Ukraine unnerved by US-German pact on Russian gas pipeline

Poland joins Kiev in vowing continued opposition to Nord Stream 2 project

Nord Stream 2 gas pipeline: construction is 98 per cent completed on feed that will carry gas directly from Russia to Germany under the Baltic Sea. Photograph: Tobias Schwarz/AFP

Nord Stream 2 gas pipeline: construction is 98 per cent completed on feed that will carry gas directly from Russia to Germany under the Baltic Sea. Photograph: Tobias Schwarz/AFP

 

Ukraine and Poland have dismissed assurances that a deal between the United States and Germany to end their dispute over the Nord Stream 2 gas pipeline will prevent Russia using it to exert political leverage and undermine security in eastern Europe.

Washington has long opposed a pipeline that will carry gas directly from Russia to Germany under the Baltic Sea, but US president Joe Biden says it is now impossible to halt a project that is 98 per cent complete, and he has chosen not to impose new sanctions on European and Russian firms involved in the €9.5 billion scheme.

Kiev and capitals along the EU’s eastern flank say the pipeline will allow Moscow to cut energy flows through Ukraine and other eastern European states that have poor relations with the Kremlin, while continuing to supply Germany and other lucrative markets in western Europe.

“This is a bad situation and a bad pipeline, but we need to help protect Ukraine and I feel that we have made some significant steps in that direction,” said Victoria Nuland, US under-secretary of state for political affairs.

Energy as weapon

“Germany has committed in this agreement with us that should Russia attempt to use energy as a weapon or commit further aggressive acts against Ukraine, Germany will take actions at the national level and press for effective measures at the European level, including sanctions to limit Russian export capabilities to Europe in the energy sector,” she added.

The US and Germany said they would back the creation of a $1 billion “green fund” to modernise and clean up Ukraine’s energy sector, and insisted that Russia should continue to export gas via Ukraine after their current contract expires in 2024.

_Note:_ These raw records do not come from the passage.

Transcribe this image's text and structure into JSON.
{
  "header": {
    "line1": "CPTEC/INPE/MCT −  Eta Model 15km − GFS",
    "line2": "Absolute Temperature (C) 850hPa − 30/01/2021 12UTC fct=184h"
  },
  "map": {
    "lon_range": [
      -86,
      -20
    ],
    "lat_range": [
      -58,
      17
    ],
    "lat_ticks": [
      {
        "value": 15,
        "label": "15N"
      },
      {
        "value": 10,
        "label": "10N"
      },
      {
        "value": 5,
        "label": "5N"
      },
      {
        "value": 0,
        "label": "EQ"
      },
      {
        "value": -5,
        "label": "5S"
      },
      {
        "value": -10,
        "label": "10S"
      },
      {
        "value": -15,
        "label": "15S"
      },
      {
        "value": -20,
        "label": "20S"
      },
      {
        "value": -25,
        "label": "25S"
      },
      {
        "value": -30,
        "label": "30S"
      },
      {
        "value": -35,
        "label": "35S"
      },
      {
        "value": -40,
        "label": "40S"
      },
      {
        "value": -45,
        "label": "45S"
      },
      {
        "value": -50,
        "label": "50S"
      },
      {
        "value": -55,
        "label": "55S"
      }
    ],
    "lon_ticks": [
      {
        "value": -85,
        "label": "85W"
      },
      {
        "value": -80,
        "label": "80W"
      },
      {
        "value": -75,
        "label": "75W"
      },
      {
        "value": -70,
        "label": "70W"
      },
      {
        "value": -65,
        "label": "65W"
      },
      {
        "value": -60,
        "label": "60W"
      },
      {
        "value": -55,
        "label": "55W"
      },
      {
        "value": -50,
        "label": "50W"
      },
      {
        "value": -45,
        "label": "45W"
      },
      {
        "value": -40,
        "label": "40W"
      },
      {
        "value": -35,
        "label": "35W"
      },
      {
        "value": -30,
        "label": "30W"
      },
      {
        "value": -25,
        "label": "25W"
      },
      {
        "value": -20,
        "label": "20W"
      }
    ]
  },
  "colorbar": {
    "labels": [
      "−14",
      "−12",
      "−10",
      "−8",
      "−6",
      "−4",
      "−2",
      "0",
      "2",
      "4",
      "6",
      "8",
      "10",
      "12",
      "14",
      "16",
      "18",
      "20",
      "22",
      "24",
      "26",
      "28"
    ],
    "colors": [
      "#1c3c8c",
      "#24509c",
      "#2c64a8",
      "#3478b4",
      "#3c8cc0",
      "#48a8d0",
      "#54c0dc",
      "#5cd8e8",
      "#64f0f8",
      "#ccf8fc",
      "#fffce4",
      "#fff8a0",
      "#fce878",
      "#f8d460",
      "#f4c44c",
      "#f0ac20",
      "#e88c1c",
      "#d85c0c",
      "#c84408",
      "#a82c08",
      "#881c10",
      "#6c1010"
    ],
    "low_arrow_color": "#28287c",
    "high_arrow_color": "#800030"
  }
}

Berlin vowed to use “all available leverage to facilitate an extension of up to 10 years” on that gas transit deal, and pledged to help Ukraine access gas from its western neighbours and join the European electricity grid to reduce its vulnerability to Russian energy moves.

Destabilising security

The White House sweetened the announcement by revealing that Ukrainian president Volodymyr Zelenskiy would meet Mr Biden there on August 30th – but Kiev said none of this allayed its fears, seven years after Russia seized Crimea and fomented a conflict in eastern Ukraine that has claimed 14,000 lives.

Ukraine and Poland said in a joint statement that the US-German pact “has created political, military and energy threats for Ukraine and central Europe, while increasing Russia’s potential to destabilise the security situation in Europe, perpetuating divisions among Nato and European Union member states”.

“Ukraine and Poland will work together with their allies and partners to oppose [Nord Stream 2] until solutions are developed to address the security crisis . . . and to provide support to countries aspiring to membership in western democratic institutions, and to reduce threats to peace and energy security,” the statement said.

Kremlin spokesman Dmitry Peskov insisted that “Russia has always been and remains a responsible guarantor of energy security”, and noted that Russian president Vladimir Putin “has repeatedly said Russia is ready to discuss extending the gas transit deal via Ukraine beyond 2024”.